Anon 5, I never thought about that (Body of Christ stuff), but you are probably correct. How many times have we seen Priests hurriedly repeating "Body of Christ, Body of Christ," like some Sacramental parrot.
However, your comment about the possibility that it refers to some generically "present" Christ is theologically much more insidious.

John Nolan said...

The 'Corpus Christi' formula was introduced in 1965, a good ten years before Communion standing and in the hand was authorized. It was part of a general abbreviation and not necessarily meant to downplay the Real Presence. Cranmer's formula in the BCP was a lot longer: "The Body of our Lord Jesus Christ, which was given for thee, preserve thy body and soul unto everlasting life. Take and eat this in remembrance that Christ died for thee, and feed on him in thy heart by faith with thanksgiving."

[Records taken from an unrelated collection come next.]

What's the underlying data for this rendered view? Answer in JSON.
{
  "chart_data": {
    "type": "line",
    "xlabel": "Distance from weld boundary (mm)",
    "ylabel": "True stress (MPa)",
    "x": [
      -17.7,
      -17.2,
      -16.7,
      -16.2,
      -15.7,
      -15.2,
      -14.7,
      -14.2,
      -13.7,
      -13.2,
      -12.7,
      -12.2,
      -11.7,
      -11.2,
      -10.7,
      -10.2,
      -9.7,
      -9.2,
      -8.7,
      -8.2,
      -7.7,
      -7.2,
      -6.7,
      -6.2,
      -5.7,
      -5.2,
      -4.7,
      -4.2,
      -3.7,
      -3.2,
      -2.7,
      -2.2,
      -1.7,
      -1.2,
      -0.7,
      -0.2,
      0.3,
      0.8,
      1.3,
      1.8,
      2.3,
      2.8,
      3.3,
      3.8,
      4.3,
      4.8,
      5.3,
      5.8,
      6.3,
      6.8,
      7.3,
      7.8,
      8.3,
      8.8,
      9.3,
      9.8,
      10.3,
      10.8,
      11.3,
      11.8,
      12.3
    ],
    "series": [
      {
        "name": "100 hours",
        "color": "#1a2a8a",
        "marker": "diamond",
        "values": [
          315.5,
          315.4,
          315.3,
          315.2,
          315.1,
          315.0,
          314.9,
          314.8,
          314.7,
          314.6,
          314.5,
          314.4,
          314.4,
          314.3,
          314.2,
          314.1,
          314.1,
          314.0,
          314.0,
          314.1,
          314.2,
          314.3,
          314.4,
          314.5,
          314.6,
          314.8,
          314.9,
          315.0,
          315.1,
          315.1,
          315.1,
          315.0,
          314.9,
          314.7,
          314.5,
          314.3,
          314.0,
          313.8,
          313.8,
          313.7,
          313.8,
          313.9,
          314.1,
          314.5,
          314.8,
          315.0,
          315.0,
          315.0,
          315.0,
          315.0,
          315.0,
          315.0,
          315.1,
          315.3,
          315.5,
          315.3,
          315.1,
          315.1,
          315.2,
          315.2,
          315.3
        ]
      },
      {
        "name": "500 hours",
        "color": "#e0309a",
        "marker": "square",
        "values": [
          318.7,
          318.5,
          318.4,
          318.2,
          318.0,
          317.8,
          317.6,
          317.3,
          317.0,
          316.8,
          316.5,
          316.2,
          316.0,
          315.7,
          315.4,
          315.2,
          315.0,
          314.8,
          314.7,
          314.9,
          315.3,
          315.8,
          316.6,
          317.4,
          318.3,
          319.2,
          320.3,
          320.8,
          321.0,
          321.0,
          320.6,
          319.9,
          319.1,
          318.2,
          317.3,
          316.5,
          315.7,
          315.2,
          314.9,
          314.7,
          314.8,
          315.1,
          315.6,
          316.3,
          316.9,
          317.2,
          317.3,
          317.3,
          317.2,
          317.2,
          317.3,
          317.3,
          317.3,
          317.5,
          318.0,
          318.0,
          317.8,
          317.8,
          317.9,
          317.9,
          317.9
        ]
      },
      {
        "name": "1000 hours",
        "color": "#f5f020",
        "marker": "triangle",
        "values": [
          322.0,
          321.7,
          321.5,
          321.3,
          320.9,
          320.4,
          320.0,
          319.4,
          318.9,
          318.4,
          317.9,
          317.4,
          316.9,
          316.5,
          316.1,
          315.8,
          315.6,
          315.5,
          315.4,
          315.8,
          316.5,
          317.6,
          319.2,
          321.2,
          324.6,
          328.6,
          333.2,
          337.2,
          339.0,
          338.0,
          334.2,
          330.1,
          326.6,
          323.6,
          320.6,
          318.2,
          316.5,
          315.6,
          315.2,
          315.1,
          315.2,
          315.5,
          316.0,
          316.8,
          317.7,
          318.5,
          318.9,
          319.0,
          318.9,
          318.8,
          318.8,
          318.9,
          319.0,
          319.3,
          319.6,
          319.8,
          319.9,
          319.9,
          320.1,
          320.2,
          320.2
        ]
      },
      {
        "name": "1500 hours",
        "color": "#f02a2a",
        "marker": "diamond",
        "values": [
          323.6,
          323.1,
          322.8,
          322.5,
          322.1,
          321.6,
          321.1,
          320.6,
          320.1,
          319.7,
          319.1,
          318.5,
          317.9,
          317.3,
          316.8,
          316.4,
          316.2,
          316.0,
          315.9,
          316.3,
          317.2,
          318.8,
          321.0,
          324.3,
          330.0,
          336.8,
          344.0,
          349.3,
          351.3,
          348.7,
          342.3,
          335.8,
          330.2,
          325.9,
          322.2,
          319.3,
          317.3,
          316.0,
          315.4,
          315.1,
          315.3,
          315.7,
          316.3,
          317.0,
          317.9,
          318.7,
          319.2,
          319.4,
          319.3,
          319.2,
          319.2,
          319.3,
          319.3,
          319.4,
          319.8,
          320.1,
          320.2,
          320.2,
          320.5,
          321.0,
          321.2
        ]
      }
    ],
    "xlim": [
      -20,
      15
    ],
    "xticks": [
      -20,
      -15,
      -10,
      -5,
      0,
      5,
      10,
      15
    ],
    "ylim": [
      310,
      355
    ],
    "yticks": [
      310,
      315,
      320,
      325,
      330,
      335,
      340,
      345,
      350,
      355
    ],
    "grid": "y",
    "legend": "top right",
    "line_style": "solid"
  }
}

The first sentence is doctrinally Catholic; the second suggests a protestant understanding of the Sacrament. Bugnini's expressed intention was to remove from the liturgy those prayers which might alienate protestants, rather than add anything with a protestant slant. So we might well lament the ommissions in the NO, and regard it as deficient (in the strict sense of the word) therefore preferring the EF; but we can attend it with a clear conscience, just as the Holy Father celebrates it every day with a clear conscience.

ytc said...

I think intinction should be the only legal way to distribute the Sacred Blood. The chalice takes too long, is inconsistent with Roman tradition, and I can't imagine how much backwash there is in there at the end of Communion.

Anonymous said...

Thank you for this information. While I am very glad we have a priest who comes to us out here in the boondocks, he is not the staunch defender of the Eucharist I would expect. We have some parishoners who walk off with a consecrated host in their hand so they may "dip" it into the chalice containing the Blood of Christ. Is this one of those big-deal liturgical issues which should be brought to the priest's attention?

Marie R.

Joseph Johnson said...

My first experience with intinction was when the late great Msgr. Daniel J. Bourke (1909-1998, ordained a priest 1934) was our parochial administrator in the mid-1970's. I served Mass for him many times and his ways still influence the way I look at things today. He was one of those older priests who, at that time, still adhered to the older practices regarding finger position after Consecration and the purifying of those fingers over the Chalice after Communion.

At that time, we still only had Communion on the tongue (though standing) but Msgr. Bourke brought the special combination hand paten/cup and introduced us to intinction. I think this makes a lot of sense for having Communion under both forms and removes a lot of the justification for EHMC'S (for the cup) if this is done. It also, obviously, does away with Communion in the hand.

Carol H. said...


Yes, it is a big deal. That "self-dipping" is referred to as self intinction, and that practice is strictly forbidden. (It is also the reason why some Catholics thought that all intinction is forbidden).

rcg said...

I remember that self intinction issue coming up once in a military parish. Apparently this was common in some Hispanic parishes. The Chaplin set that straight and was pretty fired up about it.


Denise said...

I am grateful for the ability to receive the the Precious Blood without intinction as I have two daughters with celiac disease. They would not be able to receive Communion at all.